Journal of Machine and Computing


Enhancing Network Security Intrusion Detection and Real-Time Response With Long Short-Term Memory Networks



Journal of Machine and Computing

Received On : 11 October 2024

Revised On : 26 January 2025

Accepted On : 02 March 2025

Published On : 05 April 2025

Volume 05, Issue 02

Pages : 994-1006


Abstract


In cybersecurity, network security systems (NSS) are technologies used to protect sensitive data against increasing cyber-attacks. This paper has carried out the process of integrating advanced Machine Learning (ML) techniques such as the Long Short-Term Memory (LSTM) networks along with the Convolutional Neural Networks (CNN) for the task of enhancing the Intrusion Detection Systems (IDS) in the NSS. Usually, the traditional models have faced many challenges, such as high false positive rates (FPR) and the need for real-time processing of extensive data streams, which make these systems insufficient to handle such scenarios. So, to handle these complications, ML has evolved to propose improvements in IDS implementation by adapting to new attacks and detecting complex patterns with greater accuracy. The study introduced a novel deep learning (DL), “GC-SLSTM,” that combined models such as Gated CNN with Stacked LSTM to address these challenges. This model includes CNN robust spatial pattern recognition and the LSTM that effectively handles the temporal data analysis.

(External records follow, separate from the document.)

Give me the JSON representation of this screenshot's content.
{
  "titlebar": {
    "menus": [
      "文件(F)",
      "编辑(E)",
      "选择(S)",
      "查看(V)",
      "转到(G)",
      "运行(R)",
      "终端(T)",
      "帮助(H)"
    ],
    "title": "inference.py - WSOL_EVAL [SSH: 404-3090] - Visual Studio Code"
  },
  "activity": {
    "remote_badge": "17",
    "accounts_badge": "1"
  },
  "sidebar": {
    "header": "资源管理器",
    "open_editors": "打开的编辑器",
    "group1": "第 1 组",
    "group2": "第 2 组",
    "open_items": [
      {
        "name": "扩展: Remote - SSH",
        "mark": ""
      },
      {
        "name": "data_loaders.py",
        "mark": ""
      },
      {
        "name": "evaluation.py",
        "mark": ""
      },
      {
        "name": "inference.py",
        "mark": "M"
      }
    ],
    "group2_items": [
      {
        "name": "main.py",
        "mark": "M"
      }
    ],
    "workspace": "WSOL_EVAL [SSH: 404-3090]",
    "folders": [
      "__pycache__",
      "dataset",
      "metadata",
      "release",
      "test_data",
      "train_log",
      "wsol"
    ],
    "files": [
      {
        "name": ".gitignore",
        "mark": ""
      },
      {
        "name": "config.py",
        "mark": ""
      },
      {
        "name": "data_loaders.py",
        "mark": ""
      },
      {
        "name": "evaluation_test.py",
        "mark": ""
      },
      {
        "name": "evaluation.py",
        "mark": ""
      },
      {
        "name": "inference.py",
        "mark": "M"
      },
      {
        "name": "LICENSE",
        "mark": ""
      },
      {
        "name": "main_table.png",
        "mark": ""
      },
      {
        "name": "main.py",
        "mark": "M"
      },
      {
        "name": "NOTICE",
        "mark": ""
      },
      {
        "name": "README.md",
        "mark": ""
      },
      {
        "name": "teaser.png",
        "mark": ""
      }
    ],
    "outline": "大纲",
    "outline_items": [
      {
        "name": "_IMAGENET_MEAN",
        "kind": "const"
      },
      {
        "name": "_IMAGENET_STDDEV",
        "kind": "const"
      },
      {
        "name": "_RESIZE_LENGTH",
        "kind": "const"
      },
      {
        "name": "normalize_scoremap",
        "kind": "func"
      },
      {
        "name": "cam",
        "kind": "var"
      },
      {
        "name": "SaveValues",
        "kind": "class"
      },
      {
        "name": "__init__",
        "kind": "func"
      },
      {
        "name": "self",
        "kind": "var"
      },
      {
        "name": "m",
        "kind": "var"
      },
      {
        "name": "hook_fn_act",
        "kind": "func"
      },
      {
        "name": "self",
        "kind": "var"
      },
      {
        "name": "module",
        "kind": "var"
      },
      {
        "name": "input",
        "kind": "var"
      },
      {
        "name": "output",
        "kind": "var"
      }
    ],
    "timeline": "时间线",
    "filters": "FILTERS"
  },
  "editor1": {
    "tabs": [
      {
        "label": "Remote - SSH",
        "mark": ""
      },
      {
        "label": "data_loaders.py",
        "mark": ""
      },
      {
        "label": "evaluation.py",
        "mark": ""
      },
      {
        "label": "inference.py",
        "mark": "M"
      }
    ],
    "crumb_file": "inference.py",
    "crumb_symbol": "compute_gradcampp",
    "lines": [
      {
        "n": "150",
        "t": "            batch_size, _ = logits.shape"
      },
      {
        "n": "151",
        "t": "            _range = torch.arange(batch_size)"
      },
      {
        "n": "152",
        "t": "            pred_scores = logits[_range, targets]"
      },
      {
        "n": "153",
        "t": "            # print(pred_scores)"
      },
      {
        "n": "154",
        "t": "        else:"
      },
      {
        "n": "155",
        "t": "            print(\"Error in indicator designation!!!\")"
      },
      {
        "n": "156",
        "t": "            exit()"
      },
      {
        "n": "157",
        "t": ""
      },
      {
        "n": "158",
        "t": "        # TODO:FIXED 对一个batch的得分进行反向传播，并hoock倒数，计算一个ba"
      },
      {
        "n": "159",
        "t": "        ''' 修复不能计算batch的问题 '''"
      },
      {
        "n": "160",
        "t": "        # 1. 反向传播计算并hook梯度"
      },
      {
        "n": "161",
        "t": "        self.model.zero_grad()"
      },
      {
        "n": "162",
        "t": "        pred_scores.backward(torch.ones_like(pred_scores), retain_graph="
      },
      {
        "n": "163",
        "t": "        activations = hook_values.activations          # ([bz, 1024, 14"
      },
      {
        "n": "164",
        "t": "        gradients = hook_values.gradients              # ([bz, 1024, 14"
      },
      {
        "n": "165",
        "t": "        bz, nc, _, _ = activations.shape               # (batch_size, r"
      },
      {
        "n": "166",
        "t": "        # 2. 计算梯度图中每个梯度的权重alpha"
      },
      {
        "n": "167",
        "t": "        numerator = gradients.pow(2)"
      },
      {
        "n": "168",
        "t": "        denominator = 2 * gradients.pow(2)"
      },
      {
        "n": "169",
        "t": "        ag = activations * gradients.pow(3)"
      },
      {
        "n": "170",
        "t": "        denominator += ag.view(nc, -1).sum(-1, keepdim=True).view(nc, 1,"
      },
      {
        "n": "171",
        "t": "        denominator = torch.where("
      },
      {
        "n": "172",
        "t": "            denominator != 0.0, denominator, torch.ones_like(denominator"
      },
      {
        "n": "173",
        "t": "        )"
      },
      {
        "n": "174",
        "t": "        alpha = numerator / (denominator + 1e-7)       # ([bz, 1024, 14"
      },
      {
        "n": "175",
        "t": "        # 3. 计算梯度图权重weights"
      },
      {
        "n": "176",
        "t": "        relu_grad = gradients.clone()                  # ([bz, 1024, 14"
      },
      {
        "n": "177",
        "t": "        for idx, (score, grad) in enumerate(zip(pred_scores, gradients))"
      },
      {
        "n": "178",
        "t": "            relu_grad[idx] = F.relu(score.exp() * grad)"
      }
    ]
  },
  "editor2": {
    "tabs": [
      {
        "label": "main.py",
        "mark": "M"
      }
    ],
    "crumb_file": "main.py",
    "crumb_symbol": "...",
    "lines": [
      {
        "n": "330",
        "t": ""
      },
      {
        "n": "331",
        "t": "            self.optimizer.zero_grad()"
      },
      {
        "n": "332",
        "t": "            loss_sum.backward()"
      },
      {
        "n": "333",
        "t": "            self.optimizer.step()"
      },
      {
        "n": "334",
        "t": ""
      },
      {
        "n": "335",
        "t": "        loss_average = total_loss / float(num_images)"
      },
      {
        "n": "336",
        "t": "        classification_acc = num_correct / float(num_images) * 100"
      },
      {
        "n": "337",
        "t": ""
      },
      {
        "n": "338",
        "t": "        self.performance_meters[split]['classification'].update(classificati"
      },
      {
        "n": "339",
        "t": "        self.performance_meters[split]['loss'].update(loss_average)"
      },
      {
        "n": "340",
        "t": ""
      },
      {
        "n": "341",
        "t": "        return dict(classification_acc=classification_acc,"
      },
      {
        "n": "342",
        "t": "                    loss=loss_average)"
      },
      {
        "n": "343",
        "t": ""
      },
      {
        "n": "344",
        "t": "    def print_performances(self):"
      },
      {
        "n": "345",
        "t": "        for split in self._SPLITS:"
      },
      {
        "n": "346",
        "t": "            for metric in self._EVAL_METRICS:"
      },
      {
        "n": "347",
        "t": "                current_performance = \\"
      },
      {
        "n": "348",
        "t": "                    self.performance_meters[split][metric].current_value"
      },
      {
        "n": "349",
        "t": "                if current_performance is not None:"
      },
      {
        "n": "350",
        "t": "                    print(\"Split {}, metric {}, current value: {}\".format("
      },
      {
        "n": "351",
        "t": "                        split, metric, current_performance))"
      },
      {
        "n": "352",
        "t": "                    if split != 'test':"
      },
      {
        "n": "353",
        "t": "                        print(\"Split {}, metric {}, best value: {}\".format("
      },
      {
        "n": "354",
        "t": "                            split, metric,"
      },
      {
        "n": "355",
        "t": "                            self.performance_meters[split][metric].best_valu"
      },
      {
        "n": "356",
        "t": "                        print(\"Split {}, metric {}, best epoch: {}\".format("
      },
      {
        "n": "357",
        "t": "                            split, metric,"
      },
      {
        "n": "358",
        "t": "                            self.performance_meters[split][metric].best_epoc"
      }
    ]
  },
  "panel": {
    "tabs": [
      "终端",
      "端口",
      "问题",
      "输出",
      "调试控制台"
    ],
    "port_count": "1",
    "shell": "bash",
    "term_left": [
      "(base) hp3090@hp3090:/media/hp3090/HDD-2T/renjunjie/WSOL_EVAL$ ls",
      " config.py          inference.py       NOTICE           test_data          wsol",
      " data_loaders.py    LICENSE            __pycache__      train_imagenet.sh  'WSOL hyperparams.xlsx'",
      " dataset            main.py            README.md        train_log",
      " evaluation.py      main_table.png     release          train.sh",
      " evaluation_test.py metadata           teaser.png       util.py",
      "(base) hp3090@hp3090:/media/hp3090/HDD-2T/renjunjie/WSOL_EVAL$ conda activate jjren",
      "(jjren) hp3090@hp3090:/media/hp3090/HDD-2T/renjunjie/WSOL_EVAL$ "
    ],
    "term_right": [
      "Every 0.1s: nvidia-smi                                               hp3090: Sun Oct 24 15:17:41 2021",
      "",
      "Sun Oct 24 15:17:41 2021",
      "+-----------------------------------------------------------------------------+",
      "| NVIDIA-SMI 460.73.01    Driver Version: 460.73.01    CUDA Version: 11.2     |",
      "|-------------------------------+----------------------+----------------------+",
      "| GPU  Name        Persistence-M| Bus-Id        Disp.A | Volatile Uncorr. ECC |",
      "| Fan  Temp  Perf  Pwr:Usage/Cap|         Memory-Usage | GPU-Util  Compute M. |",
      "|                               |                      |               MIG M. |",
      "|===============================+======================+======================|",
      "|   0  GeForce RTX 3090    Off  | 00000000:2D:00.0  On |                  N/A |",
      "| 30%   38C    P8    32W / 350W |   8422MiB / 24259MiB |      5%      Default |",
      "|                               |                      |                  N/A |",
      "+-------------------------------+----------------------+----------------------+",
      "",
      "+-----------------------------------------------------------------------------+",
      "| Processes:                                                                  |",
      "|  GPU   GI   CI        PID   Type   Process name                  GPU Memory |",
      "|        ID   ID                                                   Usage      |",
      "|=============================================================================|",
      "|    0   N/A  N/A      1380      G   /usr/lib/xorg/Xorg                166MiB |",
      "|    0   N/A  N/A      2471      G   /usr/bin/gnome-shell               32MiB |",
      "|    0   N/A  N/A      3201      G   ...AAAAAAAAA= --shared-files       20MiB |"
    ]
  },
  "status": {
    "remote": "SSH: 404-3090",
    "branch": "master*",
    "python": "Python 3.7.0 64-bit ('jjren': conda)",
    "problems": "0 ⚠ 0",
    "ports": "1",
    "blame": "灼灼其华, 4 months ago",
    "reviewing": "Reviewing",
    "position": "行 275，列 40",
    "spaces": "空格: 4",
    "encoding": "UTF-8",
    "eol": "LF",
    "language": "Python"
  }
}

The proposed model was experimented with using the CICIDS2018 dataset, and the results demonstrate that the proposed Gated CNN + Stacked LSTM (GC-SLSTM) had achieved an accuracy of up to 99.59%, precision of 99.58% and a recall of 99.47%, culminating in an F1-score of 99.59%.


Keywords


Network Security Systems, Intrusion Detection Systems, CNN, LSTM, False Positive Rates, Machine Learning.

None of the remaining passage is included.